Oh, joy! There’s nothing better than a murder to solve to make Flavia feel that life is worth living again after all.
Thus starts what Flavia will come to call “the most complicated case I had ever come across,” and one of the best books in this delightful series. With Dogger’s help, Flavia begins to uncover the village’s secrets. Before long, she will be trying to solve more than one murder, and she will find herself in mortal danger.
Flavia is such an endearing heroine, despite her (often acknowledged) tendency to be something of a brat and a busybody, if doing so suits her purposes. She’s a precocious, very bright girl with an extensive knowledge of chemistry, but she’s also a lonely child.
A fringe benefit of the visit to Volesthorpe is that she makes a friend – a boy who’s the son of the undertaker, and like Flavia, growing up without a mother. He’s a little younger than she, and equally unusual. Another plus is that she and her sister Daffy patch up their differences at least temporarily and join forces.
At book’s end, Flavia is looking forward to the future, something she would have thought impossible just days earlier. And her legions of fans are looking forward also, to the next book chronicling her adventures.
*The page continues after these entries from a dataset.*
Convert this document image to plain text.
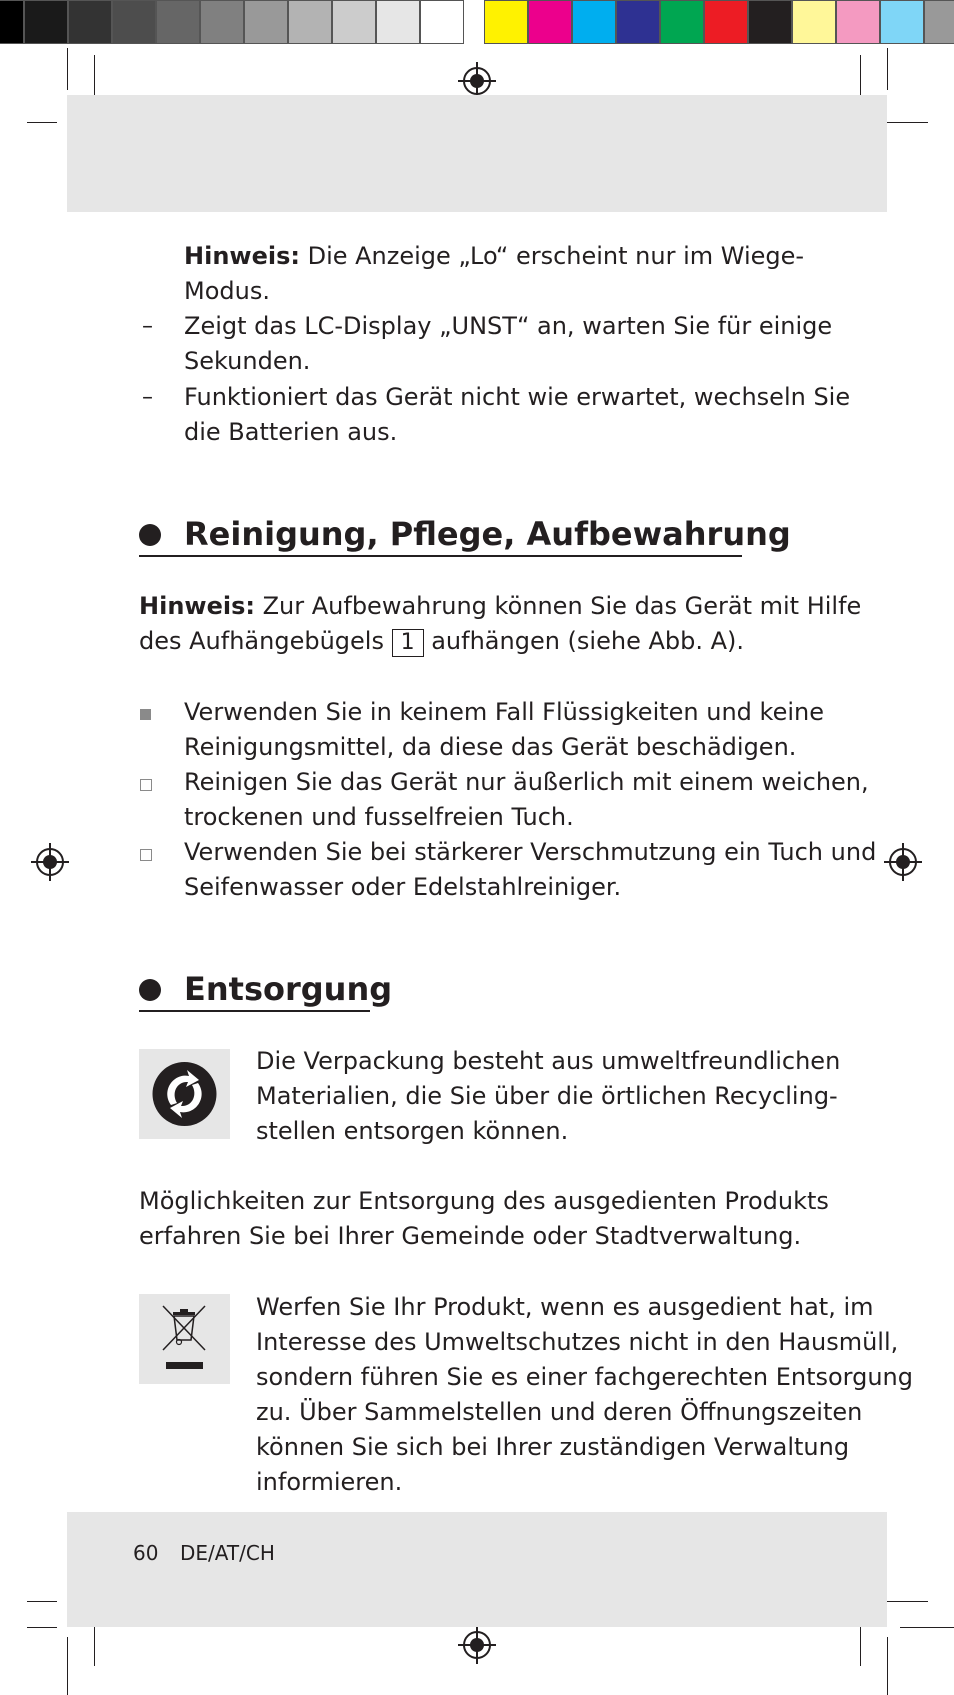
Hinweis: Die Anzeige „Lo“ erscheint nur im Wiege-

Modus.

– Zeigt das LC-Display „UNST“ an, warten Sie für einige

Sekunden.

– Funktioniert das Gerät nicht wie erwartet, wechseln Sie

die Batterien aus.

Reinigung, Pflege, Aufbewahrung

Hinweis: Zur Aufbewahrung können Sie das Gerät mit Hilfe

des Aufhängebügels 1 aufhängen (siehe Abb. A).

Verwenden Sie in keinem Fall Flüssigkeiten und keine

Reinigungsmittel, da diese das Gerät beschädigen.

Reinigen Sie das Gerät nur äußerlich mit einem weichen,

trockenen und fusselfreien Tuch.

Verwenden Sie bei stärkerer Verschmutzung ein Tuch und

Seifenwasser oder Edelstahlreiniger.

Entsorgung

Die Verpackung besteht aus umweltfreundlichen

Materialien, die Sie über die örtlichen Recycling-

stellen entsorgen können.

Möglichkeiten zur Entsorgung des ausgedienten Produkts

erfahren Sie bei Ihrer Gemeinde oder Stadtverwaltung.

Werfen Sie Ihr Produkt, wenn es ausgedient hat, im

Interesse des Umweltschutzes nicht in den Hausmüll,

sondern führen Sie es einer fachgerechten Entsorgung

zu. Über Sammelstellen und deren Öffnungszeiten

können Sie sich bei Ihrer zuständigen Verwaltung

informieren.

60 DE/AT/CH
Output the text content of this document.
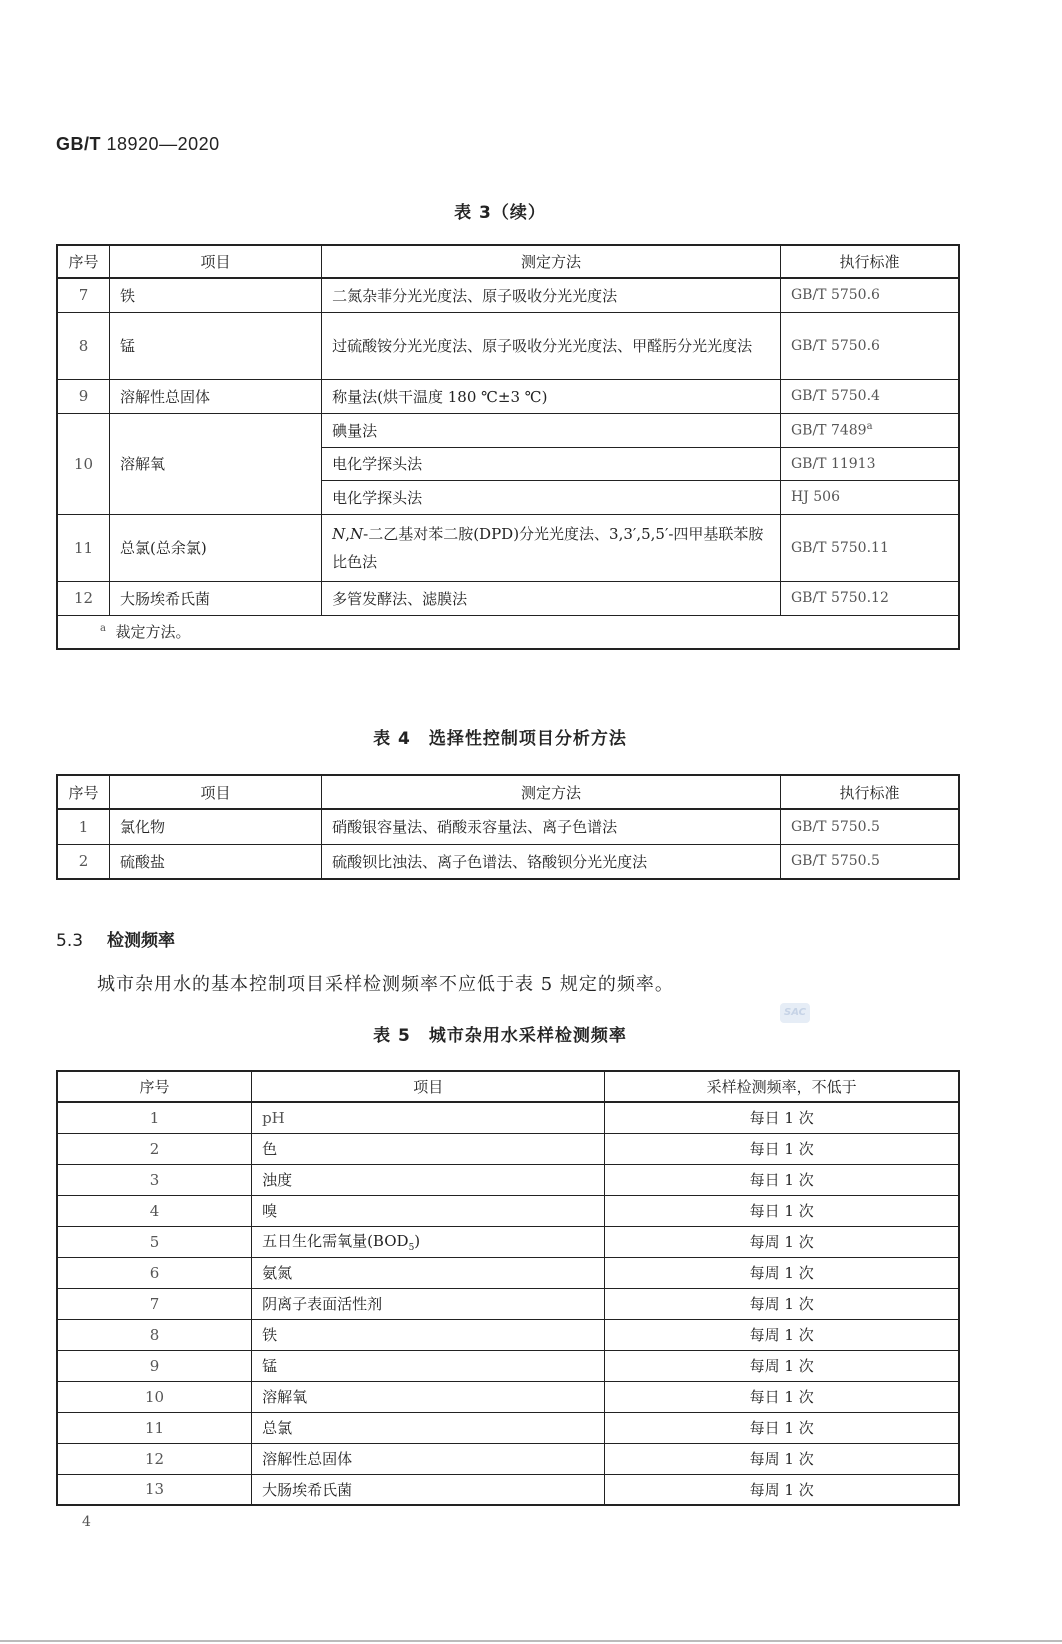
GB/T 18920—2020
表 3（续）
序号	项目	测定方法	执行标准
7	铁	二氮杂菲分光光度法、原子吸收分光光度法	GB/T 5750.6
8	锰	过硫酸铵分光光度法、原子吸收分光光度法、甲醛肟分光光度法	GB/T 5750.6
9	溶解性总固体	称量法(烘干温度 180 ℃±3 ℃)	GB/T 5750.4
10	溶解氧	碘量法	GB/T 7489$^a$
		电化学探头法	GB/T 11913
		电化学探头法	HJ 506
11	总氯(总余氯)	N,N-二乙基对苯二胺(DPD)分光光度法、3,3′,5,5′-四甲基联苯胺比色法	GB/T 5750.11
12	大肠埃希氏菌	多管发酵法、滤膜法	GB/T 5750.12
$^a$ 裁定方法。			
表 4　选择性控制项目分析方法
序号	项目	测定方法	执行标准
1	氯化物	硝酸银容量法、硝酸汞容量法、离子色谱法	GB/T 5750.5
2	硫酸盐	硫酸钡比浊法、离子色谱法、铬酸钡分光光度法	GB/T 5750.5
5.3 检测频率
城市杂用水的基本控制项目采样检测频率不应低于表 5 规定的频率。
SAC
表 5　城市杂用水采样检测频率
序号	项目	采样检测频率，不低于
1	pH	每日 1 次
2	色	每日 1 次
3	浊度	每日 1 次
4	嗅	每日 1 次
5	五日生化需氧量$(BOD_5)$	每周 1 次
6	氨氮	每周 1 次
7	阴离子表面活性剂	每周 1 次
8	铁	每周 1 次
9	锰	每周 1 次
10	溶解氧	每日 1 次
11	总氯	每日 1 次
12	溶解性总固体	每周 1 次
13	大肠埃希氏菌	每周 1 次
4
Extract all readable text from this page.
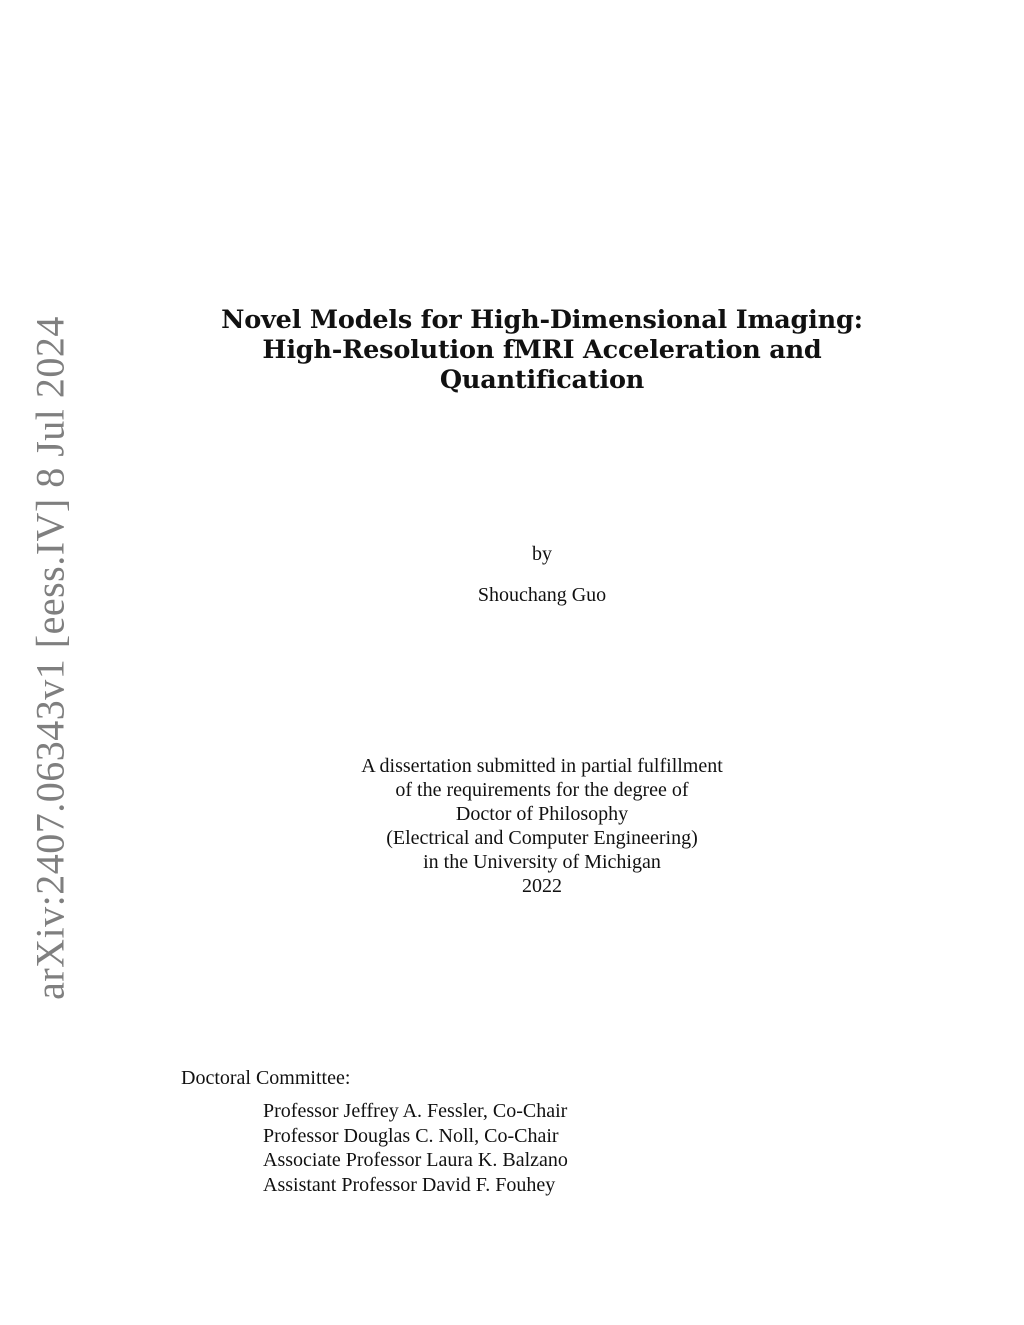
arXiv:2407.06343v1 [eess.IV] 8 Jul 2024	Novel Models for High-Dimensional Imaging:
High-Resolution fMRI Acceleration and
Quantification
by
Shouchang Guo
A dissertation submitted in partial fulfillment
of the requirements for the degree of
Doctor of Philosophy
(Electrical and Computer Engineering)
in the University of Michigan
2022
Doctoral Committee:
Professor Jeffrey A. Fessler, Co-Chair
Professor Douglas C. Noll, Co-Chair
Associate Professor Laura K. Balzano
Assistant Professor David F. Fouhey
As I’ve written before, these books are so addictive I take a double dose: As soon as the print version is out, I read it, enjoying every nuance of the mystery and quirk of Flavia’s personality. Then I listen to the audio version, savoring small details I missed in my first eager read, but most of all, relishing the wonderful accents and characterizations Jayne Entwistle uses to bring Flavia and family and friends to life.